Wat is een fototransistor?
Een fototransistor is een elektronische schakel- en stroomversterkingscomponent die afhankelijk is van blootstelling aan licht om te werken. Een fototransistor heeft blootgestelde basissecties die, wanneer blootgesteld aan licht, de component activeren in plaats van de elektrische stroom die in conventionele voorbeelden wordt gebruikt. Zoals bij de meeste reguliere transistors, is het werkbereik van de fototransistor ook afhankelijk van de basisingang. Dit betekent dat het werkbereik van de transistoren kan worden geregeld door de intensiteit van het aangebrachte licht. De component wordt vaak gebruikt in apparaten zoals optische afstandsbedieningen, lichtpulstellers en lichtmeters.
Bipolaire transistoren zijn een van de meest gebruikte vormen van elektronische halfgeleidercomponenten. Gewoonlijk bestaande uit een collector, emitter en basissecties, blijft een reguliere transistor inactief totdat hij een geschikte elektrische puls ontvangt op zijn basisingang. Deze ingang schakelt de transistor in en laat een stroom door de collector / emittersectie van de component stromen.
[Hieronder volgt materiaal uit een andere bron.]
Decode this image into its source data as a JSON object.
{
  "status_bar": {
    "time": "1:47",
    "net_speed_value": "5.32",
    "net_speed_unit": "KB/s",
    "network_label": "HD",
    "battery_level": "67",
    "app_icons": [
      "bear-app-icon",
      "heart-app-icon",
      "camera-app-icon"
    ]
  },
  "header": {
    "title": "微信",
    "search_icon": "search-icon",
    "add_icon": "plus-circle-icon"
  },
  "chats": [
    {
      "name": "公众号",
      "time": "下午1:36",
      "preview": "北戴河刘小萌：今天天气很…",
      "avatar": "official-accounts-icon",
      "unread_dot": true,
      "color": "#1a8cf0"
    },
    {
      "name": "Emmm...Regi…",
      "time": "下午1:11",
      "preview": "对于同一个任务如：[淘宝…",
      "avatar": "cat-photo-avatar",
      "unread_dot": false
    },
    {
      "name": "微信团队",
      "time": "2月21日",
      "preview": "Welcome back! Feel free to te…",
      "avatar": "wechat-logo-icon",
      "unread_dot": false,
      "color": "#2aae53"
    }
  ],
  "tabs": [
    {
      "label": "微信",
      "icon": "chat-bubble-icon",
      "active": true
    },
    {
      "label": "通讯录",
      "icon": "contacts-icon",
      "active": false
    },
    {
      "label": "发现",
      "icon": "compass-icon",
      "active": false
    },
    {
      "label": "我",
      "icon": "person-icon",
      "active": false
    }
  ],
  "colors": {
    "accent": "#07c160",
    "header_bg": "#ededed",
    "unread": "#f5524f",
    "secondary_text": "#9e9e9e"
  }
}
De mate waarin de transistor deze stroom geleidt of overdraagt, is afhankelijk van de grootte of amplitude van de basisstroom. Een fototransistor werkt op precies dezelfde manier, behalve dat het afhankelijk is van licht dat op zijn basis valt om het te activeren.
Alle transistoren, en in feite de meeste halfgeleidercomponenten, zijn lichtgevoelig. De fototransistor is geoptimaliseerd om deze eigenschap te benutten. Deze componenten hebben transparante basissecties die onbelemmerde lichtopvang mogelijk maken en hebben in de meeste gevallen helemaal geen basisleiding. Degenen die wel een basislood hebben, gebruiken dit om de stroom te voorspellen of te regelen in plaats van voor activering. Afgezien van deze verschillen, is het qua constructie en toepassing identiek aan zijn conventionele broers en zussen.
De eerste fototransistors gebruikten enkelvoudige halfgeleidermaterialen zoals germanium en siliconen in hun constructie. Moderne componenten maken gebruik van verschillende materiaalknooppunten, waaronder gallium en arsenide, waardoor de componenten veel hogere efficiëntieniveaus hebben. De fysieke structuur van de transistor is ook geoptimaliseerd om maximale blootstelling aan licht mogelijk te maken. Dit houdt meestal in dat de componentcontacten in een off-set configuratie worden geplaatst om te voorkomen dat er licht op de basis valt.
Het operationele bereik van de fototransistor is ook afhankelijk van de basisingang, dat wil zeggen de mate waarin de componentgeleidingen kunnen worden geregeld door de intensiteit van het licht waaraan het wordt blootgesteld te variëren. Dit maakt een fototransistor ideaal voor lichtmeetinstrumenten zoals de lichtmeters van fotografen. Veel optische afstandsbedieningen gebruiken deze eigenschap ook om het systeem een reeks instructies te laten verzenden. Tellers die lichtpulsen gebruiken, gebruiken ook fototransistors in hun schakelingen, net als verschillende soorten dag / nacht-schakelaars. De infrarood-fototransistor wordt ook vaak gebruikt in lichtafhankelijke naderingsschakelaars zoals deursluitingssensoren en beveiligingsbewegingsmelders.